One Tory backbencher has said he expects enough Conservative MPs will submit letters this week to trigger a confidence vote in Boris Johnson – and that Dominic Cummings and had others would release more damaging information ahead of the vote.
Andrew Bridgen, one of seven MPs to have publicly declared they have written to the chairman of the backbench 1922 Committee, Sir Graham Brady, calling for a vote, said he expects at least 20 more letters to go in on Wednesday from MPs newly elected in 2019.
Under party rules, there will be a confidence vote if 54 Conservative MPs submit letters to Brady.
Bridgen told the PA news agency:
I heard first-hand last night that another 20 from the 2019 intake will be going in today.
I would have thought that will encourage a considerable number of others who are wavering to put their letters in. I think will we get to threshold of 54 this week.
Graham Brady will announce we are having a confidence vote next week, probably Tuesday or Wednesday.
The Sue Gray report, I think, will be out Tuesday or Wednesday next week. and of course Dominic Cummings and those who have got information damaging to the prime minister will probably dump everything into the press this weekend to influence the vote next week.
A former adviser to Boris Johnson when he was mayor of London has also been defending the prime minister this morning. He said his former boss should not be forced out before Sue Gray’s report.
Lord Moylan told Sky News:
I think we have to see what Sue Gray says about what the rules were in a work environment at that time.
People who had to go to work, had to work in a work environment with social distancing, as far as possible, he (Prime Minister) walked into the garden, he shouldn’t have stayed in the garden, he’s apologised for that, and now we go forward from there.
The question of the ‘pork pie plot’ is one that I think some MPs have been a bit giddy about, but I don’t think they should force the elected Prime Minister out on the strength of this.
They need to reflect on the facts, they need see Sue Gray’s report, and they think need to think about the consequences and the follow through.
James Heappey signalled he thinks that if Sue Gray’s report shows Boris Johnson misled Parliament he should resign.

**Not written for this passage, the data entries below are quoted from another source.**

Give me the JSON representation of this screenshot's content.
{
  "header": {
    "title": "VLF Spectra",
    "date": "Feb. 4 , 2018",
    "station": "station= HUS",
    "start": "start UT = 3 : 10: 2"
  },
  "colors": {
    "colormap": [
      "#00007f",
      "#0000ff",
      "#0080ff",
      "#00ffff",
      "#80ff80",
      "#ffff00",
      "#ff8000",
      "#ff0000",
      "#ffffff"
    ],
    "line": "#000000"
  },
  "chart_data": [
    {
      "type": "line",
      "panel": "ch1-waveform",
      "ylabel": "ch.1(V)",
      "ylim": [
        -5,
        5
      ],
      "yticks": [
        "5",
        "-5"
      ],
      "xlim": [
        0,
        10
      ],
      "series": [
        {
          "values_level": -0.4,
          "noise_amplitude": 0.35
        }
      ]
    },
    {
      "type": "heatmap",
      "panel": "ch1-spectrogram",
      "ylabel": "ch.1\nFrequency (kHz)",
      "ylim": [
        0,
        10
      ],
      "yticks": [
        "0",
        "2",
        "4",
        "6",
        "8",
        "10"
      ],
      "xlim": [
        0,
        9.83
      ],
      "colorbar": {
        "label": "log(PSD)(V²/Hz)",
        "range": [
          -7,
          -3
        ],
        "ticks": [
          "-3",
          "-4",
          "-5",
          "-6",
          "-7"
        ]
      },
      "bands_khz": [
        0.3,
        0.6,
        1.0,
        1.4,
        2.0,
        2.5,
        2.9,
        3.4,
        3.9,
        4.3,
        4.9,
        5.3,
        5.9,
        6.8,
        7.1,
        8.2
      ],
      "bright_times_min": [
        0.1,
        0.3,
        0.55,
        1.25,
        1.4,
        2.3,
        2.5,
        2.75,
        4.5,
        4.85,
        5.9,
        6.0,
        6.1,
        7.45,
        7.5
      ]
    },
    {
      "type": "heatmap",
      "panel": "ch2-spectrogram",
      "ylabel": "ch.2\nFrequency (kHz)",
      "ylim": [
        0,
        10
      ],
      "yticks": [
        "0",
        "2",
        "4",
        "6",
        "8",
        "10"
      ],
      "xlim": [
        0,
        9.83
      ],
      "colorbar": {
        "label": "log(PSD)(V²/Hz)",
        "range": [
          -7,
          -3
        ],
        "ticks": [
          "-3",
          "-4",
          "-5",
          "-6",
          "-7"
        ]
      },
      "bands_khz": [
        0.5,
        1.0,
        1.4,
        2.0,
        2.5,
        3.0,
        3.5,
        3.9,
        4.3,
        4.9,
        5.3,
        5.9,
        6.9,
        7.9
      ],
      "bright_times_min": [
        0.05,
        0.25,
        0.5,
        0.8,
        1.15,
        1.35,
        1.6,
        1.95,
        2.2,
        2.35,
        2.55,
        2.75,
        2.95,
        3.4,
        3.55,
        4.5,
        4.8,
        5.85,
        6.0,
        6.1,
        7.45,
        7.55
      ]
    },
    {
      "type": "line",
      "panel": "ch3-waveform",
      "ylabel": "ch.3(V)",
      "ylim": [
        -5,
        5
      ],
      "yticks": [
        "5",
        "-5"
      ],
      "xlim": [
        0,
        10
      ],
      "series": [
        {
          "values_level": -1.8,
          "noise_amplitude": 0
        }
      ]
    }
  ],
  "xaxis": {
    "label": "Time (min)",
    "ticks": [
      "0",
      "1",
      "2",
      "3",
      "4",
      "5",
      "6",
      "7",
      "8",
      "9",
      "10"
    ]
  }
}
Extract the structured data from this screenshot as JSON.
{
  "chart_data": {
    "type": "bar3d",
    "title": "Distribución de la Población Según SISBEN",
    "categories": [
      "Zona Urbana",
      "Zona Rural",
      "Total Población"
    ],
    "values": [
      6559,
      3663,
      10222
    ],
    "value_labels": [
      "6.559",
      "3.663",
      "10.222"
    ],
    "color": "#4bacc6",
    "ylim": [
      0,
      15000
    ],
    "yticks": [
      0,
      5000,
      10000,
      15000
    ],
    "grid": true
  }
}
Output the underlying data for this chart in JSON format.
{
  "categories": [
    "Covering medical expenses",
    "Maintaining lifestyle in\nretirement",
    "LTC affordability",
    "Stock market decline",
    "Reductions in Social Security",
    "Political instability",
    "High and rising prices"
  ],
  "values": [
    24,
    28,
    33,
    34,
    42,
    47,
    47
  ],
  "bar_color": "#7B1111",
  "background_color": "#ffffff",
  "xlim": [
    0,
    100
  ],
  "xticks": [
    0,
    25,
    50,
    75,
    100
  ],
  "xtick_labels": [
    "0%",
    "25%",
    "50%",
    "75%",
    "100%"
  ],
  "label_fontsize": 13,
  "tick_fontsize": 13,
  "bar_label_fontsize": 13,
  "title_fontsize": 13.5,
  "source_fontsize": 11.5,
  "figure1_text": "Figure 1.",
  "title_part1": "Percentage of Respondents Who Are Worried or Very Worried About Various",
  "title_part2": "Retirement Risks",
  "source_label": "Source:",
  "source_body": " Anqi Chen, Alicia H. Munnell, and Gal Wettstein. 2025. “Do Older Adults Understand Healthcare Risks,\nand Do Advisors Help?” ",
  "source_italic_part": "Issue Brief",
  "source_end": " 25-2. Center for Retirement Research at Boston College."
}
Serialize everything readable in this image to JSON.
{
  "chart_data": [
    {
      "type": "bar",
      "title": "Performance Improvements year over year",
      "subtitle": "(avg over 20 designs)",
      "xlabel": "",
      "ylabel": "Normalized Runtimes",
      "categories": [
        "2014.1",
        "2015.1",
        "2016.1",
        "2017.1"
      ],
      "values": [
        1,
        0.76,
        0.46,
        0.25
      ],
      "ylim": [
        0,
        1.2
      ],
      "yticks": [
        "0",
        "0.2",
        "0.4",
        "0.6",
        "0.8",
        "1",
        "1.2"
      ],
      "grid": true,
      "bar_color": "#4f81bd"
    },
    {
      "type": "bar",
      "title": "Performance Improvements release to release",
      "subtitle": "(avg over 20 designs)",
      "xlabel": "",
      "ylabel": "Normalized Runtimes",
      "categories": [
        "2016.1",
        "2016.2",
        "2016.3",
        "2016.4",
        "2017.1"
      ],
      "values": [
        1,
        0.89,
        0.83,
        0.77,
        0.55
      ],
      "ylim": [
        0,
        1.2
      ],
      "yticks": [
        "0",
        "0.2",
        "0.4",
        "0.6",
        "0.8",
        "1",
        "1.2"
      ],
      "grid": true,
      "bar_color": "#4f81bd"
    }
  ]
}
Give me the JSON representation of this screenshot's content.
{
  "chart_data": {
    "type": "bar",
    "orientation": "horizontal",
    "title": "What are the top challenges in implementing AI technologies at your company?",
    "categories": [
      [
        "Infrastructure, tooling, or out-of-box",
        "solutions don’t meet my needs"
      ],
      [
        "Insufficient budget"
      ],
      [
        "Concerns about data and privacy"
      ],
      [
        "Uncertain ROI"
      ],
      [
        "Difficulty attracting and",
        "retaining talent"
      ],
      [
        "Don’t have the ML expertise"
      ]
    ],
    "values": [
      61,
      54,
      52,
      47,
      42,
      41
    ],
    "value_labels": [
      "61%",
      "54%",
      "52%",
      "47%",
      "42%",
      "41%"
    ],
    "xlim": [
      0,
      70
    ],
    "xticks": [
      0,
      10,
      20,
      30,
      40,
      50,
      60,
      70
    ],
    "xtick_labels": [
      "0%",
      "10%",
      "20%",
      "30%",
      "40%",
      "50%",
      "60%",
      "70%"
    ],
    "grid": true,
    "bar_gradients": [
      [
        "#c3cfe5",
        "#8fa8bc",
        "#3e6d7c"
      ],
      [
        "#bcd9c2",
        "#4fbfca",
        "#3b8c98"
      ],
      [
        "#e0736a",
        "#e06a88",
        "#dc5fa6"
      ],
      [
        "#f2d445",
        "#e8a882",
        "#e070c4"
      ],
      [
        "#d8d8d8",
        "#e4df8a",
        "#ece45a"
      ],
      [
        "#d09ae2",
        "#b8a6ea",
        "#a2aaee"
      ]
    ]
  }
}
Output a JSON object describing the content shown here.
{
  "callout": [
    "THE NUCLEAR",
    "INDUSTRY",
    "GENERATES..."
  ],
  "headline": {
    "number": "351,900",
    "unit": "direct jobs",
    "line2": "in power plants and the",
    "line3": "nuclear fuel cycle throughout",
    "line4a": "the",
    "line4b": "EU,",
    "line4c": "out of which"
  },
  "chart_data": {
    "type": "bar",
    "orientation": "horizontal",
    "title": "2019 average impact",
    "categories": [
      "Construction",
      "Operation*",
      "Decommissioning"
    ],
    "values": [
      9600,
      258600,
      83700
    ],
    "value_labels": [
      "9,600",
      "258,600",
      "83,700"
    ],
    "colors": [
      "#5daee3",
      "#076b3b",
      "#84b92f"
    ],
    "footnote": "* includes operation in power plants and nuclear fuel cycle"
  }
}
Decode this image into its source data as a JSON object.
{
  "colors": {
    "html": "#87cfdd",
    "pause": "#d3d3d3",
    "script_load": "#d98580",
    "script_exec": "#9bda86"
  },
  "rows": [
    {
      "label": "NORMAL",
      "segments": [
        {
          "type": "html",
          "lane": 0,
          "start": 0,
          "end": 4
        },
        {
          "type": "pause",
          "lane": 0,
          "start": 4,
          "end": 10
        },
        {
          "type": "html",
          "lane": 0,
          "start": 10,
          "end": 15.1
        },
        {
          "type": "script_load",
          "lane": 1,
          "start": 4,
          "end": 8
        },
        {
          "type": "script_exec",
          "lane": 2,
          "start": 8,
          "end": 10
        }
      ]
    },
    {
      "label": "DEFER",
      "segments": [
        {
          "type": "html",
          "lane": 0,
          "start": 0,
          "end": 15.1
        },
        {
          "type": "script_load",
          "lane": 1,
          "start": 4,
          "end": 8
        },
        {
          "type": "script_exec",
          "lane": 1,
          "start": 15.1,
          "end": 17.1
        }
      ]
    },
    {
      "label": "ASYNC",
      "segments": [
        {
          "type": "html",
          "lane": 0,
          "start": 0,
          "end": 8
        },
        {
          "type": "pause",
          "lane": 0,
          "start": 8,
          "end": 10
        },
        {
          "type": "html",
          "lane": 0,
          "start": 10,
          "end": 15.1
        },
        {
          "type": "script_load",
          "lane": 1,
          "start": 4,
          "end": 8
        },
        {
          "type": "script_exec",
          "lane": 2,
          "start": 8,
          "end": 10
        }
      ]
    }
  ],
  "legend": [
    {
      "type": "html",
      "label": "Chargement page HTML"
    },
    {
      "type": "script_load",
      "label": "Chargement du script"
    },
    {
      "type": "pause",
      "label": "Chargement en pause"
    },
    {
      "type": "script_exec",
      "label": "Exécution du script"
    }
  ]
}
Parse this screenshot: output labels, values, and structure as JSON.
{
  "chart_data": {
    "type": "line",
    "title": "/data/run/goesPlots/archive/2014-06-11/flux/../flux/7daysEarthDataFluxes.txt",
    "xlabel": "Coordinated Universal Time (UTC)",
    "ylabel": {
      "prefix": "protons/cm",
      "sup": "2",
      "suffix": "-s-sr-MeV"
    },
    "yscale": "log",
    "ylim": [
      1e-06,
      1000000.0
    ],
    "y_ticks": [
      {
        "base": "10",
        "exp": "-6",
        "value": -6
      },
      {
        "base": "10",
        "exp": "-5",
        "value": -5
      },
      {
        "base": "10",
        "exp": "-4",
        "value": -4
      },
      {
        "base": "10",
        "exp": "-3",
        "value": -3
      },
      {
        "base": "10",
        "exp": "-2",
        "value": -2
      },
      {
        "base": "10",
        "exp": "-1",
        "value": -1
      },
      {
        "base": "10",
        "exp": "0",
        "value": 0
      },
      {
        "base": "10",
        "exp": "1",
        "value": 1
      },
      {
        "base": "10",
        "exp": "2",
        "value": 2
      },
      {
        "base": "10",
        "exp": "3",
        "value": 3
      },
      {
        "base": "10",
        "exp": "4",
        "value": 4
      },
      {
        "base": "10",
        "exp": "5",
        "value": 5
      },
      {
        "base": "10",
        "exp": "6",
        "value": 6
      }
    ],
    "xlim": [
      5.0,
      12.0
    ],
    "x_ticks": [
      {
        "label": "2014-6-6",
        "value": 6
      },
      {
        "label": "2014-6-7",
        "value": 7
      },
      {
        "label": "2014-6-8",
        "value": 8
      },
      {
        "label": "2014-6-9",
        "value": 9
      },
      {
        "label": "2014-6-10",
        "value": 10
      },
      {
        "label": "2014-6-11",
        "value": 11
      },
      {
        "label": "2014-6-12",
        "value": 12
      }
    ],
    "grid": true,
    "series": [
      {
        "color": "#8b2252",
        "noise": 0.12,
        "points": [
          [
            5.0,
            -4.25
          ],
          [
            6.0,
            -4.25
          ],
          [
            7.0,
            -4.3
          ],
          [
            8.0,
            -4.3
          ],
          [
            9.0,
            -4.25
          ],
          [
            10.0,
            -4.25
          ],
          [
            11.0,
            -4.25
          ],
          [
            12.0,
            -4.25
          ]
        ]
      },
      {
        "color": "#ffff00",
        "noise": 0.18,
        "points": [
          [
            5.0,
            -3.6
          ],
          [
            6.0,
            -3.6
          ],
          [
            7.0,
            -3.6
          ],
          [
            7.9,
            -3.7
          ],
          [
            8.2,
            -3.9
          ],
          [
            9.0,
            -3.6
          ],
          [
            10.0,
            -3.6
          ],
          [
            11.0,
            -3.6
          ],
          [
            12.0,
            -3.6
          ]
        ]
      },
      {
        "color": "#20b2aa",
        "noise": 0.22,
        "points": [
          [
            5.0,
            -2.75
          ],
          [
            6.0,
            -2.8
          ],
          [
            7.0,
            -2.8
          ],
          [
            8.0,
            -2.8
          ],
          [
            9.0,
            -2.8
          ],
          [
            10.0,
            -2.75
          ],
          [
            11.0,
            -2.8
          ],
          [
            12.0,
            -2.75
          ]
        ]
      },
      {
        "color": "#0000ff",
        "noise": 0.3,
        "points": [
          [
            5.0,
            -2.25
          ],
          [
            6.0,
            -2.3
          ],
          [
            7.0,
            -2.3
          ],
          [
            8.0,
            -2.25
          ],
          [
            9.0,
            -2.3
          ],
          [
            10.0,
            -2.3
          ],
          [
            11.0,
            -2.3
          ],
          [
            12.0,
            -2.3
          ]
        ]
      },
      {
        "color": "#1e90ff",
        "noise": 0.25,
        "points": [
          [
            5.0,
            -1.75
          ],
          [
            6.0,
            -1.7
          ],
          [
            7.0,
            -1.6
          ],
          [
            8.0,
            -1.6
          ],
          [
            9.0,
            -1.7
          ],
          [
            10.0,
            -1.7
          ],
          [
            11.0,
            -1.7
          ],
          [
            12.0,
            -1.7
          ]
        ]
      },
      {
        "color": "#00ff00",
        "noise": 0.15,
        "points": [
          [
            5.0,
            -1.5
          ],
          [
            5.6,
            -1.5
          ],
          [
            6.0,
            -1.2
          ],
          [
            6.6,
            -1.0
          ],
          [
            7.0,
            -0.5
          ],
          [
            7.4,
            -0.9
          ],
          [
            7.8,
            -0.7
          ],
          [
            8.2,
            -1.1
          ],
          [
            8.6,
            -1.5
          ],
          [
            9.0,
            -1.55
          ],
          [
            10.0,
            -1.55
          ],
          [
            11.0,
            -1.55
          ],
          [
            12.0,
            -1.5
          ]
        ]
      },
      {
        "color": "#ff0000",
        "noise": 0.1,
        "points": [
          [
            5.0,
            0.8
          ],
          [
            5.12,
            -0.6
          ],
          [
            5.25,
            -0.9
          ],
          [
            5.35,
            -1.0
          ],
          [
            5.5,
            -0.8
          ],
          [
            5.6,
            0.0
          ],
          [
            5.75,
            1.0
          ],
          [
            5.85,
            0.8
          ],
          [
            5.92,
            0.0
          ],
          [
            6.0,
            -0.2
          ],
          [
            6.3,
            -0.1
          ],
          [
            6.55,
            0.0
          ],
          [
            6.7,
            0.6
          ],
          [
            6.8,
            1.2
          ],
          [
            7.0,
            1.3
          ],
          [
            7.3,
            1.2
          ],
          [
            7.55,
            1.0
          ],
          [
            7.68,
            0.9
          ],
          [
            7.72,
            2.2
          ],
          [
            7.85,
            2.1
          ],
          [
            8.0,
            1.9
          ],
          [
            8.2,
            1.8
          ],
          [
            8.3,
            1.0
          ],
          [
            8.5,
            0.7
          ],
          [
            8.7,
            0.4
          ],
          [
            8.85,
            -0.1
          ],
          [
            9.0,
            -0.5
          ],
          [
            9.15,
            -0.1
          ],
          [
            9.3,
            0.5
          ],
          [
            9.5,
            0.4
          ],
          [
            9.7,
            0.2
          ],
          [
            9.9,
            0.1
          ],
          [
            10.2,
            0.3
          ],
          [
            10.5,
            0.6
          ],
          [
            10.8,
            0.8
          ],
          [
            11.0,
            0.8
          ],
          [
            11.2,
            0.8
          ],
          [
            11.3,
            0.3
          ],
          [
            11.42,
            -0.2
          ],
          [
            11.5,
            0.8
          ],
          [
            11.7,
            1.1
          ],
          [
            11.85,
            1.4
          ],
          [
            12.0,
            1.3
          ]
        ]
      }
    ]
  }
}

Speaking to BBC Radio 4’s Today programme, the Armed forces minister said:
The prime minister has my trust, he has my confidence, he stood at the despatch box the other day and he gave an account of himself that I can understand and that I accept.
If Sue Gray comes out and says something different then we’re in a different place and I’m happy to come back and reflect on my feelings then.
He added:
The ministerial care code is clear: the highest responsibility that any minister has is to be accurate in what they say to the House of Commons. That is the very foundation of our parliamentary democracy.
Armed forces minister James Heappey has been doing the rounds on radio and TV this morning defending Boris Johnson over the partying scandal, as the prime minister prepares for what is likely to be a difficult PMQs later today.
While Heappey did say he believed and trusted Johnson, there were a few caveats and he also acknowledged public opinion.
He told BBC Radio 4’s Today programme:
I choose to believe what he said, but there’ll be millions of your listeners who won’t. That’s why Sue Gray is doing her investigation.
Heappey stuck to the line that the prime minister thought the party was a work event. He said Johnson had not said he did not know the rules surrounding Covid at the time a party was held at Downing Street in May 2020, but that he “did not know, as he was going to it, that he would break the rules”.
He also said he wished colleagues submitting letters of no confidence i Johnson would wait, and that during an interview on Tuesday the prime minister “looked like a man that has the weight of the world on his shoulders”.
Asked if he wants Johnson to lead his party into the next election, Heappey said: “As things stand right now, yes.”
He added:
I suspect he’s going to have to apologise for this many more times because people are not going to let their anger die down easily.